Italy took control of the match early and never let go, with Conte's 3-5-2 leaving Spain's attempts at controlling possession in midfield utterly worthless and leaving their efforts to get forward toothless at best. Spain still held the majority of possession on the day, but were so often forced into sideways or backwards passes with no effective options to move up the field and create a genuine threat to Italy's defense.
And on the rare occasions that Spain actually did get up the pitch, they got buzzsawed by Italy's defense. They got shots off aplenty, but from bad angles or from long ranges or without a clean chance to get a good finish. Spain were so frustrated and inefficient in the final third that they resorted to playing a physical long ball style in the second half out of desperation -- a style that suits them so poorly that they didn't do any better with it, especially once Andrea Barzagli put Aritz Aduriz firmly in his back pocket.
Italy, on the other hand, played with ease and confidence all match long, constantly able to move the ball at will thanks in large part to excellent play from their wingbacks, Mattia De Sciglio and Alessandro Florenzi. Graziano Pelle and Eder had perhaps their best ever match as Italy's attacking pair, with Pelle beating Sergio Ramos into a fine paste and Eder running rings around a frustrated Gerard Pique. It was a dominant performance the likes of which we've rarely seen from Italy, and it was so, so wonderful to witness.

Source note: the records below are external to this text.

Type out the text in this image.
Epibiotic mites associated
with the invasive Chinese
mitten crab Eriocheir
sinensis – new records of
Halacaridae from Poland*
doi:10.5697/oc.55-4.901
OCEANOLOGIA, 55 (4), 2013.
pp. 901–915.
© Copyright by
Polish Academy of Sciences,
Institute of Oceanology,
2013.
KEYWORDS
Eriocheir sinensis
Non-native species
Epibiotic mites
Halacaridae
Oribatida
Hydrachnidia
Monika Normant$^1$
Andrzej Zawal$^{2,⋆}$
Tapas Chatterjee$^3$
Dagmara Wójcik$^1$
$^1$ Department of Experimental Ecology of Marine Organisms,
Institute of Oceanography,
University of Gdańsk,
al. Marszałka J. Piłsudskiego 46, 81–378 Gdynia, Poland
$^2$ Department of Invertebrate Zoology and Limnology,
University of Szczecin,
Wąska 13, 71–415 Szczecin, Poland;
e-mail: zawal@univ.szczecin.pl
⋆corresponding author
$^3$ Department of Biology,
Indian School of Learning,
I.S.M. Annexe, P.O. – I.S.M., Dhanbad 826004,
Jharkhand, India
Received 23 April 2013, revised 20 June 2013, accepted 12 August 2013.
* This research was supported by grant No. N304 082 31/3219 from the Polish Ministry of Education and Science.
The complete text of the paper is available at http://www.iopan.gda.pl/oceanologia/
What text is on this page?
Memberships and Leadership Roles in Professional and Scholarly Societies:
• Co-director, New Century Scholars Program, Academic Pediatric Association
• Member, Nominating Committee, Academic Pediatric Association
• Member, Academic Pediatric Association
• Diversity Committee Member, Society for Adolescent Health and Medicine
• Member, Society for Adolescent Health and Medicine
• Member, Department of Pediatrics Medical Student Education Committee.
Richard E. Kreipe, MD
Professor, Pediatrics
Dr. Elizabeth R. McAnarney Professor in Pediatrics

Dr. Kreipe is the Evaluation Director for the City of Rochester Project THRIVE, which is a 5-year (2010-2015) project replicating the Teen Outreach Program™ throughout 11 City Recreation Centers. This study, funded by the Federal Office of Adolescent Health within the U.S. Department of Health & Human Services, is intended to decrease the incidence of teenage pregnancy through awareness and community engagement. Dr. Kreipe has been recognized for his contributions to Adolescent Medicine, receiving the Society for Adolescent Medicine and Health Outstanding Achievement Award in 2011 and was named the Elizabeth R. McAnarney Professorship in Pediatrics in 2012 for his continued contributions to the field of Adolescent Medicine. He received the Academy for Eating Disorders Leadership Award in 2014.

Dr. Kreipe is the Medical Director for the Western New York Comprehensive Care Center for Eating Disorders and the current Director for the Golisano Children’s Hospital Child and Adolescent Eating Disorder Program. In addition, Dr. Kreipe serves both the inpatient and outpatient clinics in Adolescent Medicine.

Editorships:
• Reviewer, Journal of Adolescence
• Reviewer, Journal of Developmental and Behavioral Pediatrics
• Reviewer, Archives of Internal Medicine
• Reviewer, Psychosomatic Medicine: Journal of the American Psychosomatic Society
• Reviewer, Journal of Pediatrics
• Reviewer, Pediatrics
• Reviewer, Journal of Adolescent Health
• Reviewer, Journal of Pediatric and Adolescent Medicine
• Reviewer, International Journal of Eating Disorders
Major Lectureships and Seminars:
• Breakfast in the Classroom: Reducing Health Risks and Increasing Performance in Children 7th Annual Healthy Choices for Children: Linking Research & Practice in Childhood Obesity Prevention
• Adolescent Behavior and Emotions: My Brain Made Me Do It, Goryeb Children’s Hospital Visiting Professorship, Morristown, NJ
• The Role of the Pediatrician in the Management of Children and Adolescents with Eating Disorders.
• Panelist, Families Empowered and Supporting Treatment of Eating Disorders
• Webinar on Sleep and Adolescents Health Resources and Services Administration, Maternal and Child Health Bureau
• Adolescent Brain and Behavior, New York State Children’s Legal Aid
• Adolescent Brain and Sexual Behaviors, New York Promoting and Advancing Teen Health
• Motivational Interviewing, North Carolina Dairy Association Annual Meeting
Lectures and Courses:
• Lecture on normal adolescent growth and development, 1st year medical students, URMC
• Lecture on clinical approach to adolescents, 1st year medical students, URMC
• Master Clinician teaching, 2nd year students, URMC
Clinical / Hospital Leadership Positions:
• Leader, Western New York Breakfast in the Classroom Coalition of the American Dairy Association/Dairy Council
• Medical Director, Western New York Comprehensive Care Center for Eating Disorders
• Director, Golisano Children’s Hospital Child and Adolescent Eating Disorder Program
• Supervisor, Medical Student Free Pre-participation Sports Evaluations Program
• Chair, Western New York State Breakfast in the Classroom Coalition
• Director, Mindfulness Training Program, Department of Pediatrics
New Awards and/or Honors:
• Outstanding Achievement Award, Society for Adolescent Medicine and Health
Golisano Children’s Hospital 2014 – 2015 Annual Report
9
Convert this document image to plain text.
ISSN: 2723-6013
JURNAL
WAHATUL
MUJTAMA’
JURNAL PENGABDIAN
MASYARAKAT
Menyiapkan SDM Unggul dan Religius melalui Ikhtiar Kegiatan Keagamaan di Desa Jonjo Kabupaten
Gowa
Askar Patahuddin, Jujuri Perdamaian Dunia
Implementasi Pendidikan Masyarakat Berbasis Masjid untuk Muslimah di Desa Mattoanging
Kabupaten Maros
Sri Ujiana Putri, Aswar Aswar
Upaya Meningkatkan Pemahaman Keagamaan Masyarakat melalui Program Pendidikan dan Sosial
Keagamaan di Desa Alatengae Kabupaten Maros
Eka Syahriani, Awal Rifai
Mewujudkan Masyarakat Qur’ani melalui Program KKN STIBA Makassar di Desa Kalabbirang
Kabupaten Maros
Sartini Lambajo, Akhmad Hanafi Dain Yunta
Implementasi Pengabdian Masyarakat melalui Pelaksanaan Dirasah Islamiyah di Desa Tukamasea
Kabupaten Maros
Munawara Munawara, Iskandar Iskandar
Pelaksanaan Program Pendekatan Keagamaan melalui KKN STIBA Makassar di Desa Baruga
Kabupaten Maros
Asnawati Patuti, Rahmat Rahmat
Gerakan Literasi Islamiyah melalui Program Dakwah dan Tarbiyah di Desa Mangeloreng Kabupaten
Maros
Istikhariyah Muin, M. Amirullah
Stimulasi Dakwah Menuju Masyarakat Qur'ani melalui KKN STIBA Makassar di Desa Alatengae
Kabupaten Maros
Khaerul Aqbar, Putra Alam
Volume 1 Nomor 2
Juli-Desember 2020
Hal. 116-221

The first goal came from Giorgio Chiellini just over half an hour in, a scrambled effort off a rebound from a set piece. He reacted well to the loose ball while Spain's defenders were rushing to find the ball and clear it away, and hammered it come into an open goal before David de Gea could recover from his first save of the sequence.
The second goal came in the dying moments of the match, on the heels of a massive Gianluigi Buffon save -- and it started with an absolutely stunning cross-field switching ball from Lorenzo Insigne, who had entered the match in the 82nd minute to give Italy some extra attacking spark late in the match. He picked out Matteo Darmian perfectly, and Darmian in turn found Pelle making a run to get behind Spain's disorganized defense and set him up to finish with ease past De Gea.
It was an excellent way to cap off the match, with Italy extending their lead after withstanding Spain's best run of attacking pressure all night. It added insult to the injury of the loss, and it finally gave Italy the vengeance they've been seeking for four years, sweet revenge for their loss to Spain in the Euro 2012 final.
Now they're set to battle a dominant German side who have been battering everyone they face of late -- but Italy will be buoyed by knowing that they've never yet lost to Germany in a competitive match. They're going to have to turn their level of play up another notch still, but they showed on Monday that they're capable of beating even a team in hot form like Spain -- if they can keep up this momentum, anything can happen.